Les électeurs guinéens sont appelés aux urnes ce dimanche 28 décembre pour le premier tour de l’élection présidentielle. Un scrutin majeur censé marquer le retour à l’ordre constitutionnel, après plus de quatre années de transition politique, dans un contexte à la fois apaisé et sous haute surveillance.
Environ 6,7 millions d’électeurs guinéens se rendent aux urnes ce dimanche 28 décembre pour élire leur prochain président. Ce premier tour de l’élection présidentielle oppose huit candidats, dont le président de la transition, Mamadi Doumbouya, face notamment à Abdoulaye Yéro Baldé et Faya Millimouno. Ce scrutin intervient après plus de quatre ans de transition, amorcée à la suite du renversement du président Alpha Condé.
Mamadi Doumbouya, du putsch à la candidature
En septembre 2021, Mamadi Doumbouya avait renversé Alpha Condé en promettant de ne pas se présenter à l’élection présidentielle. Il est pourtant aujourd’hui candidat. Selon son Premier ministre, Bah Oury, cette candidature vise à consolider les acquis de la transition et à poursuivre les efforts de développement économique du pays.
Durant la campagne, le chef de la transition est resté relativement discret. Ses interventions publiques se sont limitées à un clip de campagne et à une allocution préenregistrée. Sur le terrain, ce sont surtout ses ministres et ses soutiens qui ont défendu son bilan et son projet auprès des électeurs.
Des challengers aux profils contrastés
Face à Mamadi Doumbouya, Abdoulaye Yéro Baldé s’impose comme l’un des principaux challengers.
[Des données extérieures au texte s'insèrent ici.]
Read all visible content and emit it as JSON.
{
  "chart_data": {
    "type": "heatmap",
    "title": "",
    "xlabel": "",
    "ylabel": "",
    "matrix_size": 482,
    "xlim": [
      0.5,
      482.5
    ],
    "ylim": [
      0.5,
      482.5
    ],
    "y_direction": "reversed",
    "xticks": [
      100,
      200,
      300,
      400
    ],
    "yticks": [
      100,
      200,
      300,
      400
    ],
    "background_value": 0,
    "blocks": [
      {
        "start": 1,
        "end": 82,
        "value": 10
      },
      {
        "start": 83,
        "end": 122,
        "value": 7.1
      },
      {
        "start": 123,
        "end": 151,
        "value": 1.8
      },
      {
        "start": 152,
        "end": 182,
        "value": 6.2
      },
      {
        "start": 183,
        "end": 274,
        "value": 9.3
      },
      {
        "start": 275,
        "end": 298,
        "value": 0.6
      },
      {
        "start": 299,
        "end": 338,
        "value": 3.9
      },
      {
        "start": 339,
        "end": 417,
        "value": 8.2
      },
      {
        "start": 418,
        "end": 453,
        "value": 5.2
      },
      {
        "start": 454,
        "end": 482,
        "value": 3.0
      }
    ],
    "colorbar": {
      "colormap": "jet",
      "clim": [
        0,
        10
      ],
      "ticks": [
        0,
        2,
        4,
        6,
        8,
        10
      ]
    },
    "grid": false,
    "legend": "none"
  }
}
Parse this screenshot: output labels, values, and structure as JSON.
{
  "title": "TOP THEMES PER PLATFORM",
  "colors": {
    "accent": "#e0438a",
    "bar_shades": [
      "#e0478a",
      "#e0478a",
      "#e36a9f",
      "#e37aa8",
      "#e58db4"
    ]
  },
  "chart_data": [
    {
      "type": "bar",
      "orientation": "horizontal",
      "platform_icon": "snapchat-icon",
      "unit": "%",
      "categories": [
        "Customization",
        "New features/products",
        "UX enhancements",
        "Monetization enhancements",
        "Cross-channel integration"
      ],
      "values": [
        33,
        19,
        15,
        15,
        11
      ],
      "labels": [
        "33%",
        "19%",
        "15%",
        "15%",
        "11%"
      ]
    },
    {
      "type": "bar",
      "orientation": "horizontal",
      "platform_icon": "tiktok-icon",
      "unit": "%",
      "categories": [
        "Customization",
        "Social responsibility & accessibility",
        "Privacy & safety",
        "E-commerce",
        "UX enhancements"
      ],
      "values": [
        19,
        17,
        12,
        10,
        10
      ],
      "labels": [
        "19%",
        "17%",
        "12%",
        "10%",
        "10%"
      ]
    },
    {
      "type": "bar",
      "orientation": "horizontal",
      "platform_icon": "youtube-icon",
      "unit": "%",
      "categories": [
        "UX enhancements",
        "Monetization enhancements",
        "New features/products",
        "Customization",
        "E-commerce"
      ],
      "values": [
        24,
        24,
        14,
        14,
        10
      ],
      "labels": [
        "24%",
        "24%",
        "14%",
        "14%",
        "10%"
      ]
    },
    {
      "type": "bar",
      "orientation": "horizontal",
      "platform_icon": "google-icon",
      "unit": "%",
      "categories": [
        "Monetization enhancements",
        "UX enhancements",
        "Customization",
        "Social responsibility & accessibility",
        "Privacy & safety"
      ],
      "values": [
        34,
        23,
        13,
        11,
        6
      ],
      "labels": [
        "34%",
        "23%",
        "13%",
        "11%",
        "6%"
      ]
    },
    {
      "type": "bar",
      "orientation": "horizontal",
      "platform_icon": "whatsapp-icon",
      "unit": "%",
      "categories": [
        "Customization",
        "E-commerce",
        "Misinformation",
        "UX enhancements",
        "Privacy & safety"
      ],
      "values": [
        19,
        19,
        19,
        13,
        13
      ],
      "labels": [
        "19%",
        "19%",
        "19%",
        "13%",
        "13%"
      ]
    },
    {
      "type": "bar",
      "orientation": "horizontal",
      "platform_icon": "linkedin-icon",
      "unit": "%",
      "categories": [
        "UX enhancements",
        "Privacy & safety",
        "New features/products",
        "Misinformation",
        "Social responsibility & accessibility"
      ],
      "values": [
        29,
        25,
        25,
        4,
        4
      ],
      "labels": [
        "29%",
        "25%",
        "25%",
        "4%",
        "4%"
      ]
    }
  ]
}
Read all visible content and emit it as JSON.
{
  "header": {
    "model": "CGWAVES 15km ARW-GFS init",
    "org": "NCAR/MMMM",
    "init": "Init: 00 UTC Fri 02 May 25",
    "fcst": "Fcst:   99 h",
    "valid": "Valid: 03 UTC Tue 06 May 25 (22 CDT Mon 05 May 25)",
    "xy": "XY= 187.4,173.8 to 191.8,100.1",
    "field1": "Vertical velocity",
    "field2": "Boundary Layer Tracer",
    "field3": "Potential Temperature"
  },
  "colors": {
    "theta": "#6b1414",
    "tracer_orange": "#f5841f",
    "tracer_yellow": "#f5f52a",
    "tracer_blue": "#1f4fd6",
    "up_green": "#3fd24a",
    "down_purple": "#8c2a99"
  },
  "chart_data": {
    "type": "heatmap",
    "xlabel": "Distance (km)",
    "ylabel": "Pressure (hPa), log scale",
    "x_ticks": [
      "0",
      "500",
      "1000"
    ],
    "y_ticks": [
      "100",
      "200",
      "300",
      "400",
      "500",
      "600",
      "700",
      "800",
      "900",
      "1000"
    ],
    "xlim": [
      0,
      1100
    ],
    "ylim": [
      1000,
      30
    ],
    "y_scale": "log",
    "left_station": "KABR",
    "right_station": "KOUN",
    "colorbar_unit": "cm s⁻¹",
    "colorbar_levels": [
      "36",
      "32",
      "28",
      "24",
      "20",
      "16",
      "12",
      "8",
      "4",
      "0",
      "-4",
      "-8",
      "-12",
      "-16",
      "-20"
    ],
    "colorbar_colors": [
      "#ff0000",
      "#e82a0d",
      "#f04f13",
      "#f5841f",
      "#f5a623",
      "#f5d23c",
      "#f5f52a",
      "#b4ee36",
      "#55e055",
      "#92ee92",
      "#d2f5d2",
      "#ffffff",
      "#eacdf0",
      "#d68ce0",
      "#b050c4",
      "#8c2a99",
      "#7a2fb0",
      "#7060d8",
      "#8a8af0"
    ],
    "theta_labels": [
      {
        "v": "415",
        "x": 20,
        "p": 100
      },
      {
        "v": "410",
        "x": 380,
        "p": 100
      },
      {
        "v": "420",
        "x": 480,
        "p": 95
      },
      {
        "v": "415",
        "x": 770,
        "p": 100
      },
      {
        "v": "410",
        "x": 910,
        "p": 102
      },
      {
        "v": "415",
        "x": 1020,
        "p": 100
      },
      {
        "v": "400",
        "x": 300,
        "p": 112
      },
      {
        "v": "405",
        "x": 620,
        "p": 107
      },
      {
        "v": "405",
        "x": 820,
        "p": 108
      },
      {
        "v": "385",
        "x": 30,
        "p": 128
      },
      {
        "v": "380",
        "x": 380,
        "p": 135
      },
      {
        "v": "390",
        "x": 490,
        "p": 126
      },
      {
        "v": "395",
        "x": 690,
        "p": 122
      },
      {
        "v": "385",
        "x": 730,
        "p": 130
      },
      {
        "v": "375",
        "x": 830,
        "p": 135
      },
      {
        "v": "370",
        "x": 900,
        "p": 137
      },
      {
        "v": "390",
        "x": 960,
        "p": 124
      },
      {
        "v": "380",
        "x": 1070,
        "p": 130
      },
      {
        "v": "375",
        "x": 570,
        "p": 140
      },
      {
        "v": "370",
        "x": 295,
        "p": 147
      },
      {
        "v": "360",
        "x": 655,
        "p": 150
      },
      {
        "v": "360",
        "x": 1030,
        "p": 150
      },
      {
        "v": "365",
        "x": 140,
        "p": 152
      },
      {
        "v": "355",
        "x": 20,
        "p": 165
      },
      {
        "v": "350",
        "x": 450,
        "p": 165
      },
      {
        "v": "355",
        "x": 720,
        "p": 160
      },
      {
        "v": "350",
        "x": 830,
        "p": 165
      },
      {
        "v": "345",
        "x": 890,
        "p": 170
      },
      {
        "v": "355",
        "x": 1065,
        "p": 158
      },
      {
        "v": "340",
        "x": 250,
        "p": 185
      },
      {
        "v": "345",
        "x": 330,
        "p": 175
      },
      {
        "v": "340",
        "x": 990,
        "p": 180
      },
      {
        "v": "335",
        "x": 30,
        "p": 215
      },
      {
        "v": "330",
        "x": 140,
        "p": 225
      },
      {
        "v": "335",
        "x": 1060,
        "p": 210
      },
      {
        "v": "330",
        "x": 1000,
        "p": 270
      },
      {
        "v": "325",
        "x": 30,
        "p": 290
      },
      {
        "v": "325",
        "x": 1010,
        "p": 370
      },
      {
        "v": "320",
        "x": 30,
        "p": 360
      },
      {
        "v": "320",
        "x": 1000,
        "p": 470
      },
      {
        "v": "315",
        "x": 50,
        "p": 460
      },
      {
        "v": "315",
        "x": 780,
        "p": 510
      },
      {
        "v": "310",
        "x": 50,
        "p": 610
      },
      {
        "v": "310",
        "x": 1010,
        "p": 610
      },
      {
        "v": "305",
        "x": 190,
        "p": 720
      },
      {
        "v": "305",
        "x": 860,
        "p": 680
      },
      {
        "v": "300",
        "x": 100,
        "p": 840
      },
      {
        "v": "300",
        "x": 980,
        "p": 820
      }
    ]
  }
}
Ancien ministre de l’Enseignement supérieur sous Alpha Condé, il avait quitté le gouvernement pour protester contre la tentative de troisième mandat de l’ancien président.
Autre figure critique, Faya Millimouno, leader du Bloc libéral, s’est distinguée par ses prises de position durant la transition, dénonçant notamment les disparitions d’opposants et la fermeture de médias audiovisuels.
Le scrutin compte également Makalé Camara, ancienne diplomate et ex-ministre des Affaires étrangères, seule femme candidate à cette élection, ainsi que Mohamed Nabé, de l’Alliance pour le renouveau et le progrès. Les autres candidats sont Bouna Keita, Abdoulaye Kourouma, Mohamed Chérif Tounkara et Ibrahima Abé Sylla.
L’absence des grandes figures politiques historiques
Cette présidentielle est aussi marquée par l’absence de figures majeures de la vie politique guinéenne des trente dernières années, telles qu’Alpha Condé, Cellou Dalein Diallo et Sidya Touré, tous actuellement en exil. Leurs partis ont appelé leurs militants à boycotter le scrutin, une position qui alimente certaines inquiétudes.
Une élection sous surveillance nationale et internationale
Le déroulement du scrutin est observé de près par plusieurs organisations internationales, dont l’Union africaine, la Cédéao et l’Union européenne, ainsi que par des observateurs nationaux déjà déployés sur le terrain.
Parmi eux, le Réseau ouest-africain pour l’édification de la paix (Wanep), qui se concentre sur les risques de violence. Son responsable, Tamba Jean Tolno, estime que l’appel au boycott pourrait être source de tensions :
« Les leaders ont appelé leurs militants à rester chez eux. Certains peuvent interpréter le boycott comme une volonté d’empêcher les autres d’aller voter, ce qui peut mener à la violence. »
Il se dit néanmoins rassuré par le dispositif sécuritaire mis en place par les autorités.
Autre acteur mobilisé, l’Association des blogueurs de Guinée (Ablogui), spécialisée dans l’observation numérique. Alors que l’accès à Facebook est déjà bloqué depuis lundi, son président Baro Condé redoute des restrictions plus larges d’Internet, susceptibles de compliquer la remontée d’informations :
« Nous avons développé des outils de résilience, mais si Internet est fortement restreint, les données ne pourront être transmises qu’avec retard. »
Les premières observations de ces différentes organisations sont attendues dès ce 28 décembre, alors que la Guinée s’engage dans une étape cruciale de son histoire politique.